Mercredi 9 juin, en fin d’après-midi, l’ancien patron de l’UMP et toujours maire (LR) de Meaux (Seine-et-Marne) s’est, lui, avancé d’un pas décidé vers la barre. Il était un peu plus de 16h. Costume gris sur le dos, petite pochette remplie de documents sous le bras, il est venu témoigner de toute cette affaire. Et, soumis au feu roulant des questions de toutes les parties, il a donc dû jouer le rôle de son propre avocat. Ce qui l’a amené, au bout de quasiment trois heures, à proposer sa petite réflexion personnelle au tribunal. « La seule chose que vous devez vous demander, c’est à qui tout cela a profité... » Visant implicitement celui dont on tait le nom depuis le début.

C’en était presque trop facile et certains n’ont pu s’empêcher d’esquisser un léger sourire en entendant cela… Jean-François Copé sait bien d’où il revient. Quand l’affaire a éclaté en 2014, il était secrétaire général de l’UMP. Et a donc fait d’abord figure de suspect idéal. Un article du Point l’a présenté comme l’instigateur de tout le système de fausses factures afin de se constituer un trésor de guerre pour une prochaine élection présidentielle. Il a porté plainte en diffamation. Et il a gagné.
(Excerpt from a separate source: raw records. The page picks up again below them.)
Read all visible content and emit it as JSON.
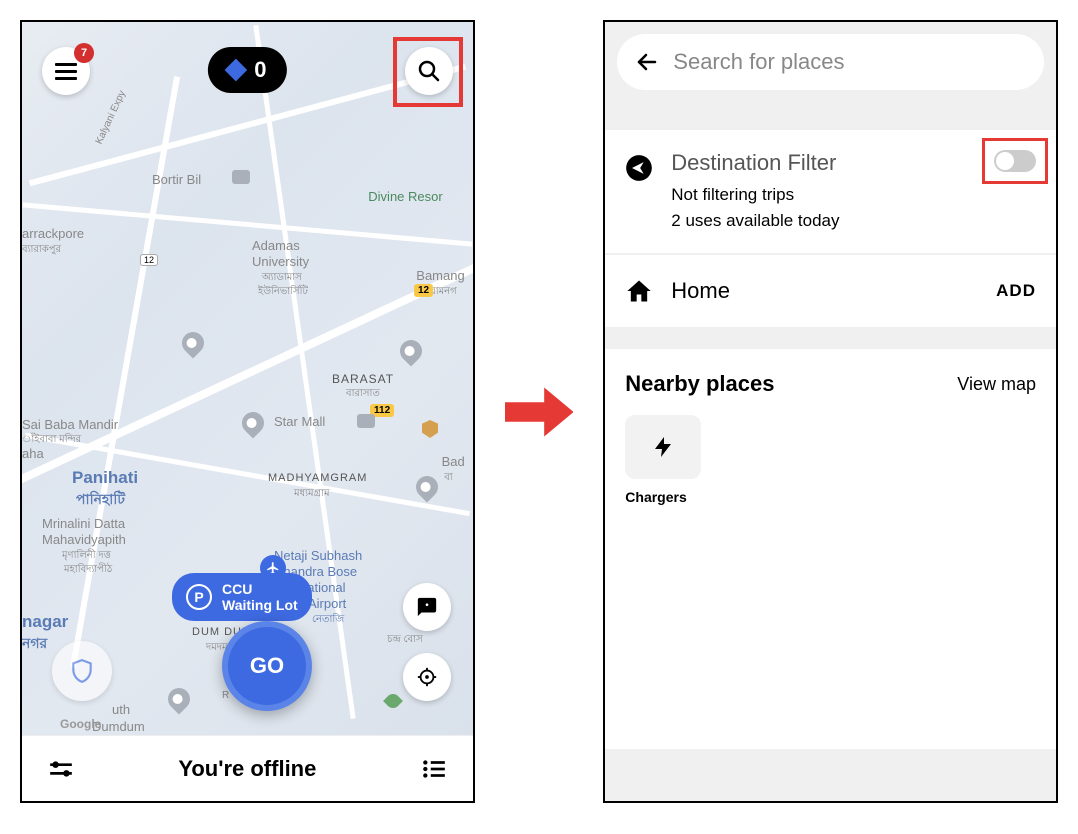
{
  "left": {
    "menu_badge": "7",
    "counter_value": "0",
    "waiting_code": "CCU",
    "waiting_label": "Waiting Lot",
    "waiting_p": "P",
    "go_label": "GO",
    "offline_text": "You're offline",
    "attrib": "Google",
    "places": {
      "bortir": "Bortir Bil",
      "divine": "Divine Resor",
      "adamas1": "Adamas",
      "adamas2": "University",
      "adamas3": "অ্যাডামাস",
      "adamas4": "ইউনিভার্সিটি",
      "barrackpore": "arrackpore",
      "barrackpore_bn": "ব্যারাকপুর",
      "bamang": "Bamang",
      "bamang_bn": "বামনগ",
      "barasat": "BARASAT",
      "barasat_bn": "বারাসাত",
      "starmall": "Star Mall",
      "sai1": "Sai Baba Mandir",
      "sai2": "াঁইবাবা মন্দির",
      "aha": "aha",
      "panihati": "Panihati",
      "panihati_bn": "পানিহাটি",
      "madhya": "MADHYAMGRAM",
      "madhya_bn": "মধ্যমগ্রাম",
      "bad": "Bad",
      "bad_bn": "বা",
      "mrinal1": "Mrinalini Datta",
      "mrinal2": "Mahavidyapith",
      "mrinal3": "মৃণালিনী দত্ত",
      "mrinal4": "মহাবিদ্যাপীঠ",
      "netaji1": "Netaji Subhash",
      "netaji2": "Chandra Bose",
      "netaji3": "International",
      "netaji4": "Airport",
      "netaji_bn": "নেতাজি",
      "dumdum": "DUM DUM",
      "dumdum_bn": "দমদম",
      "chandra": "চন্দ্র বোস",
      "nagar": "nagar",
      "nagar_bn": "নগর",
      "uth": "uth",
      "dumdum2": "Dumdum",
      "r": "R",
      "route112": "112",
      "route12": "12",
      "kalyani": "Kalyani Expy"
    }
  },
  "right": {
    "search_placeholder": "Search for places",
    "filter": {
      "title": "Destination Filter",
      "sub1": "Not filtering trips",
      "sub2": "2 uses available today"
    },
    "home_label": "Home",
    "add_label": "ADD",
    "nearby_title": "Nearby places",
    "view_map": "View map",
    "chargers": "Chargers"
  }
}
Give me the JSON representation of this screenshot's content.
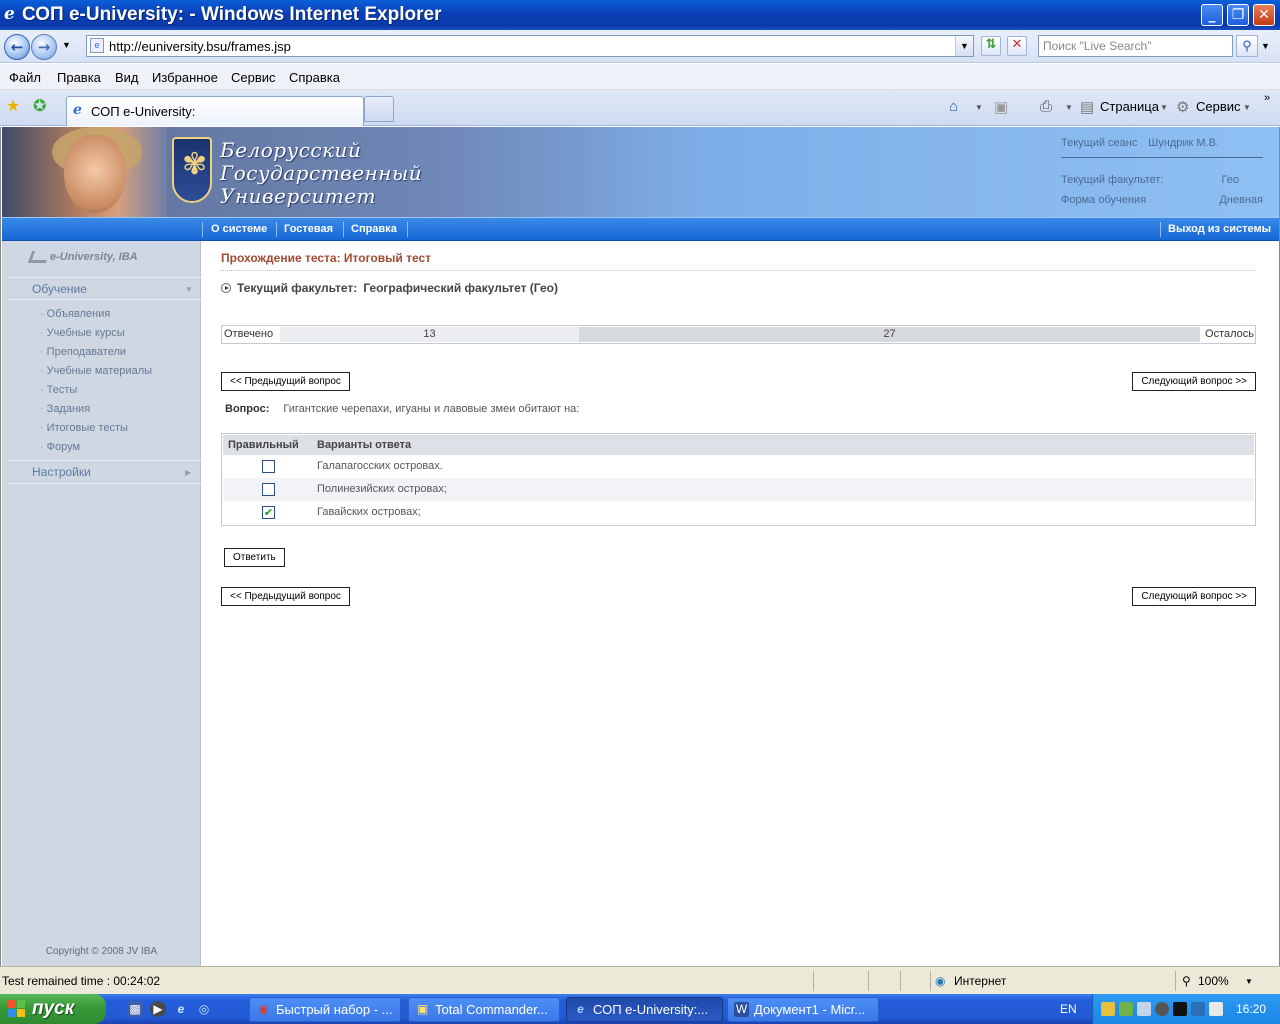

Les enquêteurs ont cherché le trésor et ils n’ont rien trouvé. Logiquement, il a bénéficié d’un non-lieu.

Si certains auraient voulu le voir sur le banc des prévenus, c’est donc en simple témoin qu’il s’est présenté à la barre. Un simple témoin ne risquant absolument plus rien dans cette affaire. Mais un témoin qui connaît bien sûr le dossier par cœur. Voue une rancune tenace à l’ancien Président de droite. Et se souvient sans doute de la formule exacte de Serge Tournaire à l’endroit de son meilleur ennemi. Dans son ordonnance, le juge d’instruction estimait ainsi que Nicolas Sarkozy n’avait pas « ordonné » la fraude, ni même qu’il y avait « participé » ou en avait été « informé » mais qu’il en avait « incontestablement bénéficié »…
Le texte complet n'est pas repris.